Maine

IMO, insulation provides minimal benefit compared to the expense... unless you are building a metal building. Better to put your money into providing lots of natural lighting which is positioned to take advantage of morning sunlight. If you are interested, you can view my coop which is in my interview which is listed in my signature. Total of 65 s.f. of ventilation IF all doors and windows are opened. Coop is 10 x 12. Doors and windows were picked up at town dump aka. Town Mall.
 
@OpalSecret X2 on what LG said about avoiding insulation:

IMO, insulation provides minimal benefit compared to the expense... unless you are building a metal building. Better to put your money into providing lots of natural lighting which is positioned to take advantage of morning sunlight. If you are interested, you can view my coop which is in my interview which is listed in my signature. Total of 65 s.f. of ventilation IF all doors and windows are opened. Coop is 10 x 12. Doors and windows were picked up at town dump aka. Town Mall.

Focus on cold-hardy heritage breeds rather than insulating or heating a coop. There are people on BYC keeping chickens down to -40 without needing those things.

Definitely focus on LOTS of ventilation as much as you can. Frequently during last winter (because of a design error) I was down to between 0.6 and 0.7 sq ft per bird. The coop and roost designs were very efficient at getting fresh, draft free air in the coop, but I still had problems with frostbitten comb tips. This spring I modified the coop to get about 0.95 sq ft per bird (under ANY prevailing weather condition and that's the hard part) and increased flow efficiency through the baffled inlet vents. That's still below the 1.0 sq ft per bird rule of thumb, but I'm sure we'll do MUCH better next year. My goal is zero frostbite for their second winter (and beyond)!

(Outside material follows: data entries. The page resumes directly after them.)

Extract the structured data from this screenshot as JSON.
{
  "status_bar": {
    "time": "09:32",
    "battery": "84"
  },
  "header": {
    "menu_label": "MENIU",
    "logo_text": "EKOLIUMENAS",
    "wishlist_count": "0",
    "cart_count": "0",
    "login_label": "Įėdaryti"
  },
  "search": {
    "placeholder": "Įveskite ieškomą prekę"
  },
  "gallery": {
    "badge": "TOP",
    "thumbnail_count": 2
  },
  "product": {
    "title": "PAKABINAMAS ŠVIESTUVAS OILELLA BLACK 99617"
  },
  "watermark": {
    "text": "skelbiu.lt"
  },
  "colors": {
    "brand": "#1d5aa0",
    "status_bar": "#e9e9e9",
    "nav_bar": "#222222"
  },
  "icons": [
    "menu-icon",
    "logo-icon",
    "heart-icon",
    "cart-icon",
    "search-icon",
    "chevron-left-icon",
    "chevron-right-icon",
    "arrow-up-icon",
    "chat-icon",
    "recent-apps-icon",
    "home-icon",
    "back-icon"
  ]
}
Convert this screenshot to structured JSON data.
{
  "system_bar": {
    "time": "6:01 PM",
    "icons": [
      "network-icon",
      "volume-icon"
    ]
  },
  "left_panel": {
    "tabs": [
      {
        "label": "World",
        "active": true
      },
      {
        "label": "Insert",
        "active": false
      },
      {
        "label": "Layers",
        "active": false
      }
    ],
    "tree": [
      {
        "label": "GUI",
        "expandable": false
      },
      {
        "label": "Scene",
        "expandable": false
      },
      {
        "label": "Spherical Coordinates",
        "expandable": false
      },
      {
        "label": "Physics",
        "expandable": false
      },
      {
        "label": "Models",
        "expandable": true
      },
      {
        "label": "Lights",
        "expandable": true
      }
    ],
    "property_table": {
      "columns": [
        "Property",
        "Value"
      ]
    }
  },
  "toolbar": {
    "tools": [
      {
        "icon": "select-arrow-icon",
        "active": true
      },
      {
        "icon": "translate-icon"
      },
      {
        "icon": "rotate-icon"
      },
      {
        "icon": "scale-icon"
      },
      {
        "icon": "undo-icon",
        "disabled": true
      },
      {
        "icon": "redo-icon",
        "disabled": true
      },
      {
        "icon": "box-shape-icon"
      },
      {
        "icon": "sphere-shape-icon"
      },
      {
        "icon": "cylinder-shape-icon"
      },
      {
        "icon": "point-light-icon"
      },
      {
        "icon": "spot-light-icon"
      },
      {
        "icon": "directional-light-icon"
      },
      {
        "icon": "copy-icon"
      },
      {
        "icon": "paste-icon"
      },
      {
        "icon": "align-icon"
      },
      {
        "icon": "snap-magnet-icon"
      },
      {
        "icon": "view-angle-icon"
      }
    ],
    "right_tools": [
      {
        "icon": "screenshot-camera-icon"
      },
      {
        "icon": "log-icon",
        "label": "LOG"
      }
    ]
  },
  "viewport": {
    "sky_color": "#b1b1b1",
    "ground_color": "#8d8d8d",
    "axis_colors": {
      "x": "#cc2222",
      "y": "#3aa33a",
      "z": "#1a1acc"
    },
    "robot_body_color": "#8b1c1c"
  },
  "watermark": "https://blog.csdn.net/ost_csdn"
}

And thanks @lazy gardener for the mention of the Woods coop. I'd never heard of it. Very cool idea! We often get hammered with the worst winds coming out of the south so the exact design wouldn't work for my location. But there are many good ideas in the design itself! I'll have to read that book before I build and design my second chicken coop. I hope to not need to do that for a long, long time, though :)
 
Hoopy, I think that even with your winds coming from the South (I find that weird. Almost all of my weather comes screaming from the West!) that the Woods coop WOULD work for you. B/C it is open in the front, but closed at the back, the air movement is stifled before it gets to the back where the birds are roosting. The air flows up and out the Clerestory windows. I have 3 sides of one bay of the run closed off by plastic in the winter. The open side is on the west. BUT, b/c the other 3 sides are closed, that wind has no where to go, and is stopped before it ever becomes a problem in that "sun room". It is always calm in there, and quite pleasant. The building and orientation specifications for the Woods coop are very exacting: including L to W ratio, and exact slight SE orientation of the building.
 
Hoopy, I think that even with your winds coming from the South (I find that weird. Almost all of my weather comes screaming from the West!) that the Woods coop WOULD work for you. B/C it is open in the front, but closed at the back, the air movement is stifled before it gets to the back where the birds are roosting. The air flows up and out the Clerestory windows. I have 3 sides of one bay of the run closed off by plastic in the winter. The open side is on the west. BUT, b/c the other 3 sides are closed, that wind has no where to go, and is stopped before it ever becomes a problem in that "sun room". It is always calm in there, and quite pleasant. The building and orientation specifications for the Woods coop are very exacting: including L to W ratio, and exact slight SE orientation of the building.

Very interesting stuff! I'll definitely look into it more before the next "thing." Weather is a huge challenge in our microclimate because it can (and does) literally come from any direction. In the past few windy days we were even getting tight cycling winds where a single gust could oscillate 180 degrees (e.g. E wind whipping into a W wind and back to E...) several times in just a few seconds. Makes designing certain things a bit of a head scratcher :)
 
IMO, insulation provides minimal benefit compared to the expense... unless you are building a metal building. Better to put your money into providing lots of natural lighting which is positioned to take advantage of morning sunlight. If you are interested, you can view my coop which is in my interview which is listed in my signature. Total of 65 s.f. of ventilation IF all doors and windows are opened. Coop is 10 x 12. Doors and windows were picked up at town dump aka. Town Mall.


Oh awesome interview! I see the 10 x 12 coop! Nice. :) Thanks!